Prince Albert National Park of Canada

Parks Canada Mandate and Responsibilities To Ecological Integrity

Aspen forest in summer.
Protecting ecological and commemorative integrity takes precedence in acquiring, managing, and administering heritage places and programs.
© Parks Canada/Kim Strange/PANP B627
 
Parks Canada Mandate and Responsibilities To Ecological Integrity

Ecological protection has been a responsibility of National Parks since proclamation of the National Parks Act in 1930. The Act has been amended a number of times since its enactment, yet Section 4,the dedication clause, has remained consistent. The dedication clause states:

The National Parks of Canada are hereby dedicated to the people of Canada for their benefit, education, and enjoyment, subject to this Act and the regulations, and National Parks shall be maintained and made use of so as to leave them unimpaired for future generations.
National Parks Act, 1930

The protection of park resources described in the dedication clause was strengthened with an amendment to the National Parks Act in 2000 where it states in section 8 (2):

Maintenance or restoration of ecological integrity, through the protection of natural resources and processes, shall be the first priority of the Minister when considering all aspects of the management of parks.
National Parks of Canada Act, 2000

In the National Parks Policy, Guiding Principles and Operational Policies (1994) it states:

Protecting ecological and commemorative integrity takes precedence in acquiring, managing, and administering heritage places and programs.

These statements clearly indicate that Parks must maintain ecological integrity.
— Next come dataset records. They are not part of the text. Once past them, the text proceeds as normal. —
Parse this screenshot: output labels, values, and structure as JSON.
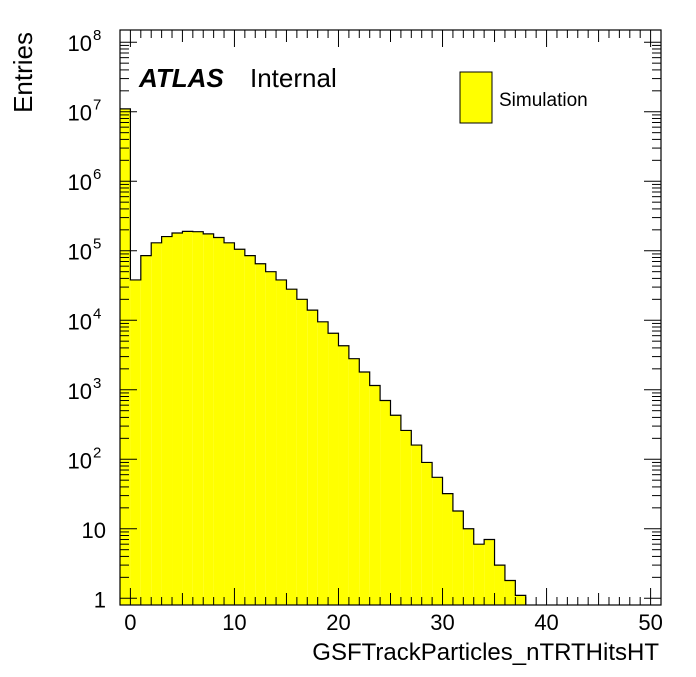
{
  "chart_data": {
    "type": "bar",
    "title": "",
    "xlabel": "GSFTrackParticles_nTRTHitsHT",
    "ylabel": "Entries",
    "xlim": [
      -1,
      51
    ],
    "ylim": [
      0.8,
      150000000
    ],
    "y_scale": "log",
    "bin_width": 1,
    "x_ticks": [
      0,
      10,
      20,
      30,
      40,
      50
    ],
    "x_tick_labels": [
      "0",
      "10",
      "20",
      "30",
      "40",
      "50"
    ],
    "y_tick_labels": [
      {
        "value": 1,
        "base": "1",
        "exp": ""
      },
      {
        "value": 10,
        "base": "10",
        "exp": ""
      },
      {
        "value": 100,
        "base": "10",
        "exp": "2"
      },
      {
        "value": 1000,
        "base": "10",
        "exp": "3"
      },
      {
        "value": 10000,
        "base": "10",
        "exp": "4"
      },
      {
        "value": 100000,
        "base": "10",
        "exp": "5"
      },
      {
        "value": 1000000,
        "base": "10",
        "exp": "6"
      },
      {
        "value": 10000000,
        "base": "10",
        "exp": "7"
      },
      {
        "value": 100000000,
        "base": "10",
        "exp": "8"
      }
    ],
    "fill_color": "#ffff00",
    "grid": false,
    "legend_position": "top-right",
    "series": [
      {
        "name": "Simulation",
        "bin_edges_start": -1,
        "values": [
          11000000,
          38000,
          85000,
          130000,
          160000,
          180000,
          190000,
          188000,
          175000,
          155000,
          130000,
          105000,
          85000,
          65000,
          50000,
          38000,
          28000,
          20000,
          14000,
          9500,
          6500,
          4300,
          2800,
          1800,
          1150,
          700,
          430,
          260,
          160,
          90,
          55,
          32,
          18,
          10,
          6,
          7,
          3,
          1.8,
          1.1
        ]
      }
    ],
    "atlas_label": "ATLAS",
    "atlas_status": "Internal"
  }
}
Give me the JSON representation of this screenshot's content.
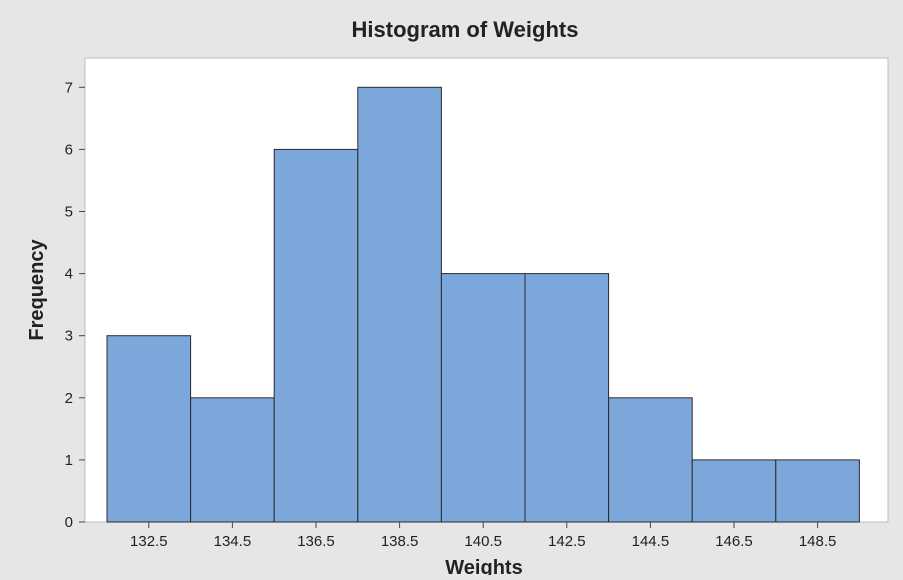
{
  "chart_data": {
    "type": "bar",
    "title": "Histogram of Weights",
    "xlabel": "Weights",
    "ylabel": "Frequency",
    "categories": [
      "132.5",
      "134.5",
      "136.5",
      "138.5",
      "140.5",
      "142.5",
      "144.5",
      "146.5",
      "148.5"
    ],
    "values": [
      3,
      2,
      6,
      7,
      4,
      4,
      2,
      1,
      1
    ],
    "yticks": [
      "0",
      "1",
      "2",
      "3",
      "4",
      "5",
      "6",
      "7"
    ],
    "ylim": [
      0,
      7.5
    ],
    "grid": false,
    "bar_color": "#7ba7db",
    "bar_edge_color": "#2b2b2b",
    "background_color": "#e6e6e6",
    "plot_background_color": "#ffffff"
  }
}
The 1995 National Business Plan for Parks Canada has called for the preparation of benchmark statements on ecological integrity. These statements, with their goals, objectives, and indicators will allow Park managers to monitor their progress and identify areas of concern relating to the ecological integrity of their respective Park. This progress will be reported through the State of the Park Report every two years.

In 1998 the Minister responsible for Canadian Heritage established a panel to examine ecological integrity in National Parks. Their report was released in March 2000. Their recommendations and the Ministers response to the Panels Report will be addressed during the review of Prince Albert National Park Management Plan.